The first five, six, seven times I ate something like that my gag reflex engaged. I think over time my gag reflex has eased because I've found out there's nothing wrong with eating these kinds of foods. Your mind tells you to relax instead of tense up. So there is an actual physical aspect to this that one can learn.

Are there ever any health concerns over what you consume? Do producers eat this stuff before you do?
Nope, nobody eats it before I do because nobody will eat it. We just had a situation where I went to Tanzania, where we were going to live with the Maasai, and they drink animal blood there. The health reports and the insurance people were really concerned because (I think it was) monkey pox had just had an outbreak in that part of the world, and cattle had been infected. The worst possible thing you can do is consume blood. It doesn't get any more dangerous than that. I told everyone in preproduction that I wasn't going to do it, knowing full well that once I got there, unless I saw some kind of obvious sign that these animals were diseased, I was going to do it.

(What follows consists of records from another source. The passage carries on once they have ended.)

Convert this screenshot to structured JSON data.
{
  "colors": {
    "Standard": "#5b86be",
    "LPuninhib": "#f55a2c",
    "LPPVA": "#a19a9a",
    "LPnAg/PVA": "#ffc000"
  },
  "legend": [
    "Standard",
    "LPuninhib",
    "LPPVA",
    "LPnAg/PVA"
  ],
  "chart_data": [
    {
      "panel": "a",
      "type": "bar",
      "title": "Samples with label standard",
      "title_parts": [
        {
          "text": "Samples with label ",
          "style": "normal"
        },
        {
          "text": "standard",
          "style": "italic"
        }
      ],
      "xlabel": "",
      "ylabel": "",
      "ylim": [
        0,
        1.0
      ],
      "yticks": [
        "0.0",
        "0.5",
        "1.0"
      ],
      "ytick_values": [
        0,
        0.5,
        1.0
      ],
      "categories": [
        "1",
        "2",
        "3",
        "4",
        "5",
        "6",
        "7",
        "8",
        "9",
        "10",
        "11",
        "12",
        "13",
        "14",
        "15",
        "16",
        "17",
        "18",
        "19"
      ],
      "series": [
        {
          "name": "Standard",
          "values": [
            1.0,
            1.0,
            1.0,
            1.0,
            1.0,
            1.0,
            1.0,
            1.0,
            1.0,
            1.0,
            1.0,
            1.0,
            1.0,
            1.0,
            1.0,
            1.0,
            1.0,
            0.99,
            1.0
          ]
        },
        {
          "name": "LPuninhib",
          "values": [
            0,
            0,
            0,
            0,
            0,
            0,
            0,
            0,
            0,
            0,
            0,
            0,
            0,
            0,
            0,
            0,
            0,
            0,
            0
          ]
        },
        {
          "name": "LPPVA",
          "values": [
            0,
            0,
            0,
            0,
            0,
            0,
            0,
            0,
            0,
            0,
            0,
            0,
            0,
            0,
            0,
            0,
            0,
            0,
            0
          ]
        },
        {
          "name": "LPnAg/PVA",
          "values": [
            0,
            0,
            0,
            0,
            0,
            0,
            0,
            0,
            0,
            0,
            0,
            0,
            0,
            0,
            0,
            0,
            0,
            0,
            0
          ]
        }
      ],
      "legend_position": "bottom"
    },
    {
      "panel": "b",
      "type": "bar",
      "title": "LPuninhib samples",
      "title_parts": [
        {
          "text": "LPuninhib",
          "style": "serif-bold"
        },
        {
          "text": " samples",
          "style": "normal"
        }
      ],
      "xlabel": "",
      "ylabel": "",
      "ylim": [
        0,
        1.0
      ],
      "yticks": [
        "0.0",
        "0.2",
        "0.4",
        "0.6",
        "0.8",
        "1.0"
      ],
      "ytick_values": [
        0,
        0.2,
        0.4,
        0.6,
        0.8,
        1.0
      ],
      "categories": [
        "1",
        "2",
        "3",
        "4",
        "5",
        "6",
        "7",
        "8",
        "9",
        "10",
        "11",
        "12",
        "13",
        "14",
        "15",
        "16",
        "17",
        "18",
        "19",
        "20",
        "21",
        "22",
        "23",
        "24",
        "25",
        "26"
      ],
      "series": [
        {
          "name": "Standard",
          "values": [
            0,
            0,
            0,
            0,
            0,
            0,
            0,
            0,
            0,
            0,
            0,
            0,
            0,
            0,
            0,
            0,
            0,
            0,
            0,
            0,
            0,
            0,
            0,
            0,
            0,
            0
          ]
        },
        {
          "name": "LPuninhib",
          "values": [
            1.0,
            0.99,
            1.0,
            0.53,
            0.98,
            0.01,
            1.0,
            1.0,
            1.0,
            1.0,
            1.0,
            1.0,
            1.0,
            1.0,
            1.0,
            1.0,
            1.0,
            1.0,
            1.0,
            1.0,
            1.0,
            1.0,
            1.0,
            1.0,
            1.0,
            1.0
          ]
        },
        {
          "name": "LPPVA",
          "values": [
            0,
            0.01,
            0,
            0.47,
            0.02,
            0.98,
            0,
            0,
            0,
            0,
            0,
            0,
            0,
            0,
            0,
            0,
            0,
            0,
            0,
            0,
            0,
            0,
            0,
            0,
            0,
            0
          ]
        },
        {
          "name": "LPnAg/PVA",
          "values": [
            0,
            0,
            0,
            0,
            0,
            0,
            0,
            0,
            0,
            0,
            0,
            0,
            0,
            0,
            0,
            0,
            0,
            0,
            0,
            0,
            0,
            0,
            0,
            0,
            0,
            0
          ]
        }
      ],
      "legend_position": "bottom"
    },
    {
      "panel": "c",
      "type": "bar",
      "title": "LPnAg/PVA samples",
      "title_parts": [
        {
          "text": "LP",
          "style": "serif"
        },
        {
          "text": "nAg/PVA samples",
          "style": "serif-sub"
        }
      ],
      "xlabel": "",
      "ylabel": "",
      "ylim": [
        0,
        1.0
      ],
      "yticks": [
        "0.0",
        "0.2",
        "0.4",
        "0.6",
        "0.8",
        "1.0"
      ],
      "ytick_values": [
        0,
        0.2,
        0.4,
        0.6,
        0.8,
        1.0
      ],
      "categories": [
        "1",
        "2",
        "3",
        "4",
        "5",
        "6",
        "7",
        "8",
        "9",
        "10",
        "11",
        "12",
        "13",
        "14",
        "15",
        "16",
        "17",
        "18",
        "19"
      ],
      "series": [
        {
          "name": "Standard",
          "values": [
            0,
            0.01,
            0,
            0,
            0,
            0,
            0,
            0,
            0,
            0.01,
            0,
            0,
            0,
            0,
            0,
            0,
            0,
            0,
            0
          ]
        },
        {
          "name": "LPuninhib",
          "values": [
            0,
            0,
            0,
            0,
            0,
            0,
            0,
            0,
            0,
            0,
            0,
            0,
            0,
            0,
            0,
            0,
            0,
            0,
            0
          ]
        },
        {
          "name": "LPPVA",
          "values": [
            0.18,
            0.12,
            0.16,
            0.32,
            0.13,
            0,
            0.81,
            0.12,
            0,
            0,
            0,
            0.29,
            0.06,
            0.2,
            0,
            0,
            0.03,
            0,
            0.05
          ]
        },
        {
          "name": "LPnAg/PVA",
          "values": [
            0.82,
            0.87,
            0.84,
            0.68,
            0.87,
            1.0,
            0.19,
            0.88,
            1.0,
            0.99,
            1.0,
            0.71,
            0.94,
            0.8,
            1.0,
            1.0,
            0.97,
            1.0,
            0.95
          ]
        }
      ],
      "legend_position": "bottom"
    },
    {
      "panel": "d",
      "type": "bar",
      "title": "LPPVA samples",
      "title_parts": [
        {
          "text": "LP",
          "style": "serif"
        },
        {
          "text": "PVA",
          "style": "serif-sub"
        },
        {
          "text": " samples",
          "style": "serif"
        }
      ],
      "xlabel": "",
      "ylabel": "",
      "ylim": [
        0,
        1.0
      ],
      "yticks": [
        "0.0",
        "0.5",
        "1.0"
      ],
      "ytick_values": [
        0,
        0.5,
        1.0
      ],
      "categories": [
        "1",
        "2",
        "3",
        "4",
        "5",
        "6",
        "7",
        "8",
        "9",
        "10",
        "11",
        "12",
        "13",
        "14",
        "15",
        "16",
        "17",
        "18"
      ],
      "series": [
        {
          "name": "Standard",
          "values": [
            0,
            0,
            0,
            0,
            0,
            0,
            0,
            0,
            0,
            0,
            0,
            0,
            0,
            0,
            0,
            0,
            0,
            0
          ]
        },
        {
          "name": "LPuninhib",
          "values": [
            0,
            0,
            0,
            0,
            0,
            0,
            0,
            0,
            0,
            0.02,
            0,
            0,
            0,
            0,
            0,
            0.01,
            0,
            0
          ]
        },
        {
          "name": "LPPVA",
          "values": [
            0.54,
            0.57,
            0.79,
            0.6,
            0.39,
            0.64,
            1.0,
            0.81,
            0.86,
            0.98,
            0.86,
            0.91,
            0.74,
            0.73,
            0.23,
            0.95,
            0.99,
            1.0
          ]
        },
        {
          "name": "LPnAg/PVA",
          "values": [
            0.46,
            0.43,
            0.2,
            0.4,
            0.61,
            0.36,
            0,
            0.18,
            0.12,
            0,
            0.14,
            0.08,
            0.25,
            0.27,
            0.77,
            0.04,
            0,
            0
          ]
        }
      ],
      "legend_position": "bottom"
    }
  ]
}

So, the basic lesson is: People can essentially eat anything they encounter while traveling and not be fearful of getting sick.
Agreed. You can go into a snake restaurant in Hanoi and they'll open up a turtle or a frog or a snake and they'll make four or five courses out of the meat, and one of the courses will be a glass of the blood, usually with one of the organs in it, and you can drink reptile blood. You can have a beating frog heart or a beating cobra heart; that's a very easy thing for a consumer to find and do. It's not easy to go live with the Maasai and drink their cattle's blood. And I wouldn't recommend that Granny and Junior start drinking cattle blood. So with the exception of that one, your point is spot-on.

"Bizarre Foods With Andrew Zimmern" airs Tuesdays at 10 p.m. on the Travel Channel.